Facendo iniziare la corsa a Gerusalemme, il Giro d’Italia diventerà parte del processo in corso da parte di Israele per istituzionalizzare la sua presa illegale sulla città occupata. La risoluzione 181 (1947) dell’Assemblea Generale dell’ONU ha stabilito Gerusalemme come corpus separatum sotto un regime internazionale speciale e ha ripetutamente affermato che “tutte le azioni intraprese da Israele, la potenza occupante, di imporre le sue leggi, giurisdizione e amministrazione sulla Città Santa di Gerusalemme sono illegali.” Nel 1967, Israele ha occupato Gerusalemme Est, annettendola unilateralmente come parte della sua “capitale unita.” Malgrado le ripetute rivendicazioni da parte dei ministri israeliani durante la cerimonia di annuncio, la comunità internazionale non riconosce alcuna parte di Gerusalemme come capitale di Israele.
Nel sud di Israele, dove è prevista un’altra tappa della corsa, dozzine di città beduine palestinesi si vedono rifiutati riconoscimento e servizi di base da parte di Israele e sono state sottoposte a ripetute demolizioni, nel caso di Al-Araqib oltre 100 volte. Dal 2010, Israele ha revocato la cittadinanza di centinaia, probabilmente migliaia, di beduini palestinesi senza alcuna ragione, rendendoli apolidi.

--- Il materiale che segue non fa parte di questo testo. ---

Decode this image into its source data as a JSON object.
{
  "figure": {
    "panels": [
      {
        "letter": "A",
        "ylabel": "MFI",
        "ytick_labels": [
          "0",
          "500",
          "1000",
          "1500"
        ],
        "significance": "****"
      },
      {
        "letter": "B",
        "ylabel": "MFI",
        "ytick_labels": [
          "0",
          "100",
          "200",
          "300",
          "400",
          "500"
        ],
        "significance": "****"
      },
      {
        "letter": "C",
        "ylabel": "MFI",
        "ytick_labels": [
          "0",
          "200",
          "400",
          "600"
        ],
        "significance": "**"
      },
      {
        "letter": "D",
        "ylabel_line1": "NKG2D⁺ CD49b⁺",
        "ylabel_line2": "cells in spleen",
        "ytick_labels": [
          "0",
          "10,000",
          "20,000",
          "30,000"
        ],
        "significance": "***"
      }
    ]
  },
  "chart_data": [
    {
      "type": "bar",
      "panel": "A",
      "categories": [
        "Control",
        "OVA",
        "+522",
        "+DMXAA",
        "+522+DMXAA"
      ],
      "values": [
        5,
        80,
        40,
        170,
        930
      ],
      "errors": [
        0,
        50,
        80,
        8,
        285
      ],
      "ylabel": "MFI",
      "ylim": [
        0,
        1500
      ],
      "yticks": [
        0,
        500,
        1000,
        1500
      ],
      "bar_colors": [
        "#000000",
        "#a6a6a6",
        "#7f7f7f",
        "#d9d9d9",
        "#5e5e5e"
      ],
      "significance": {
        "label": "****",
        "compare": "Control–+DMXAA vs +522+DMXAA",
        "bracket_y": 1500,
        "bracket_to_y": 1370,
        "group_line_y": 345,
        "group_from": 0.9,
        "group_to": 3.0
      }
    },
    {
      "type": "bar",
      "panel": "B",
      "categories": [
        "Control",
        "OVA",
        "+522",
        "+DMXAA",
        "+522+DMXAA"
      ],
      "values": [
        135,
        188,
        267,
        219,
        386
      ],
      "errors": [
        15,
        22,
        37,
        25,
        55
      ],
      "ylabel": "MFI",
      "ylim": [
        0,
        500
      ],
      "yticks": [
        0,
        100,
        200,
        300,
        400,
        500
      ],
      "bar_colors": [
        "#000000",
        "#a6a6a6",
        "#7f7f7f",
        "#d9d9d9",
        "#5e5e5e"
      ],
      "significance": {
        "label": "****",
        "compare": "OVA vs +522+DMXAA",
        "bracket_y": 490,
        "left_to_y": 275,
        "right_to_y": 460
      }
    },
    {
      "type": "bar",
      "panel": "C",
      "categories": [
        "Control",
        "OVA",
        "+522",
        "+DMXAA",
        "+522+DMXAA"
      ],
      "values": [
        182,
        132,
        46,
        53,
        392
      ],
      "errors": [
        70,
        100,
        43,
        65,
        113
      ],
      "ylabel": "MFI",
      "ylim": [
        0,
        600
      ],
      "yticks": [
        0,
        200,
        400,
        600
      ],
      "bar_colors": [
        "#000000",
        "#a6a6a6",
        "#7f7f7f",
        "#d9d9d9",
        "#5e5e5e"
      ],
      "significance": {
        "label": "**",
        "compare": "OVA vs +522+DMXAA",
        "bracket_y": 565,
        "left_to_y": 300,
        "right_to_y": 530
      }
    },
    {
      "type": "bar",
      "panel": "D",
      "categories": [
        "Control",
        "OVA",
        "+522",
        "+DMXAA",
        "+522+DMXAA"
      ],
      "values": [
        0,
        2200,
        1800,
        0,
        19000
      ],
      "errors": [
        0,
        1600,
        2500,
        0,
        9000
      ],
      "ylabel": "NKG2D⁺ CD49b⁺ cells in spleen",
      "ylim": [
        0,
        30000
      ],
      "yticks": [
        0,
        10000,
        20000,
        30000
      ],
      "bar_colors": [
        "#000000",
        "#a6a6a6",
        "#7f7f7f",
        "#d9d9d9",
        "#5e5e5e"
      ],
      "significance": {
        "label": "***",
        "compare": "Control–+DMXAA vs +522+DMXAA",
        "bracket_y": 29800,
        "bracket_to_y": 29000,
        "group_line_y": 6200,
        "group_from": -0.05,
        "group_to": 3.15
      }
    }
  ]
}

Queste politiche fanno parte della perdurante pulizia etnica da parte di Israele, che è cominciata 70 anni fa con la fondazione di Israele sulle rovine della patria palestinese e con il trasferimento forzoso di una maggioranza dei palestinesi indigeni.
Questo è ciò che Israele intende ‘celebrare’ l’anno prossimo. Il Giro d’Italia non dovrebbe partecipare a questo.
Come sarebbe stato inaccettabile per il Giro d’Italia cominciare dal Sudafrica dell’apartheid negli anni ’80, è inaccettabile iniziare la corsa in qualsiasi luogo sotto controllo di Israele poiché questo servirà soltanto come timbro di approvazione per l’oppressione dei palestinesi da parte di Israele.
Sollecitiamo RCS a rispettare il diritto internazionale e a spostare l’inizio della corsa in un altro paese. Per favore, non permettete a Israele questo “grande colpo politico”, macchiando uno dei principali eventi sportivi d’Europa.
Naturalmente, gli organizzatori si aspettavano rischi di questo tipo e saranno costretti a fare gli straordinari per garantire il corretto svolgimento delle prime tre tappe e di tutto il Giro d’Italia. Succede, se si sceglie di coinvolgere Israele. Avere a che fare con l’intolleranza e lo squadrismo dei soliti noti, fomentati da menzogne ormai radicalizzate, non è una sorpresa.